Maximal and maximum induced matchings in connected graphs

An induced matching is defined as a set of edges whose end-vertices induce a subgraph that is 1-regular. Building upon the work of Gupta et al. (2012) [11] and Basavaraju et al. (2016) [1], who determined the maximum number of maximal induced matchings in general and triangle-free graphs respectively, this paper extends their findings to connected graphs with n vertices.

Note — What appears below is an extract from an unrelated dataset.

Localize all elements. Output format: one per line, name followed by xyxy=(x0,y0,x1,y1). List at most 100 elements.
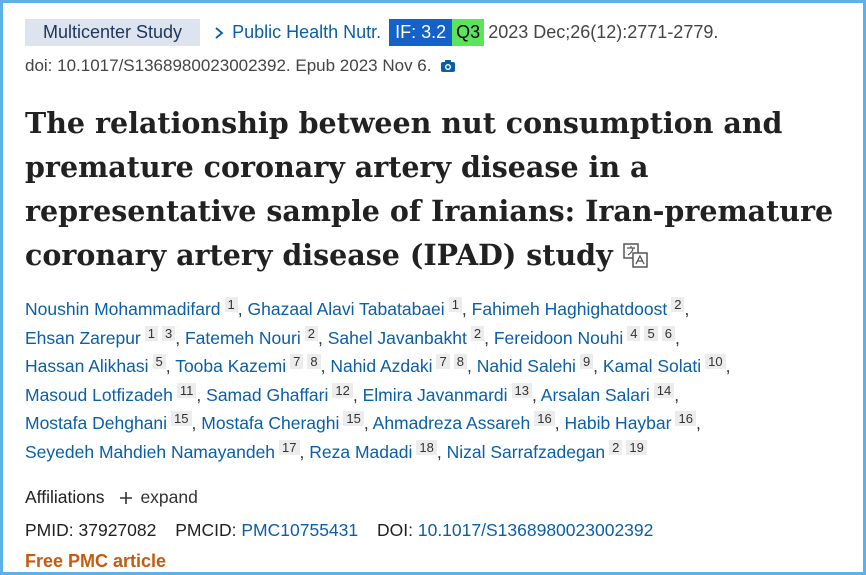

We establish a tight upper bound on the number of maximal and maximum induced matchings, as detailed below:$\{\begin{array}{cc}\left(\begin{array}{c}n\\ 2\end{array}\right)& \mathrm{if}1\le n\le 8;\\ \left(\begin{array}{c}\lfloor \frac{n}{2}\rfloor \\ 2\end{array}\right)\cdot \left(\begin{array}{c}\lceil \frac{n}{2}\rceil \\ 2\end{array}\right)-(\lfloor \frac{n}{2}\rfloor -1)\cdot (\lceil \frac{n}{2}\rceil -1)+1& \mathrm{if}9\le n\le 13;\\ {10}^{\frac{n-1}{5}}+\frac{n+144}{30}\cdot 6^{\frac{n-6}{5}}& \mathrm{if}14\le n\le 30;\\ {10}^{\frac{n-1}{5}}+\frac{n-1}{5}\cdot 6^{\frac{n-6}{5}}& \mathrm{if}n\ge 31.\end{array}$ This result not only provides a theoretical upper bound but also implies a practical algorithmic application: enumerating all maximal induced matchings of an n-vertex connected graph in time $O\left({1.5849}^n\right)$. Additionally, our work offers an estimate for the number of maximal dissociation sets in connected graphs with n vertices.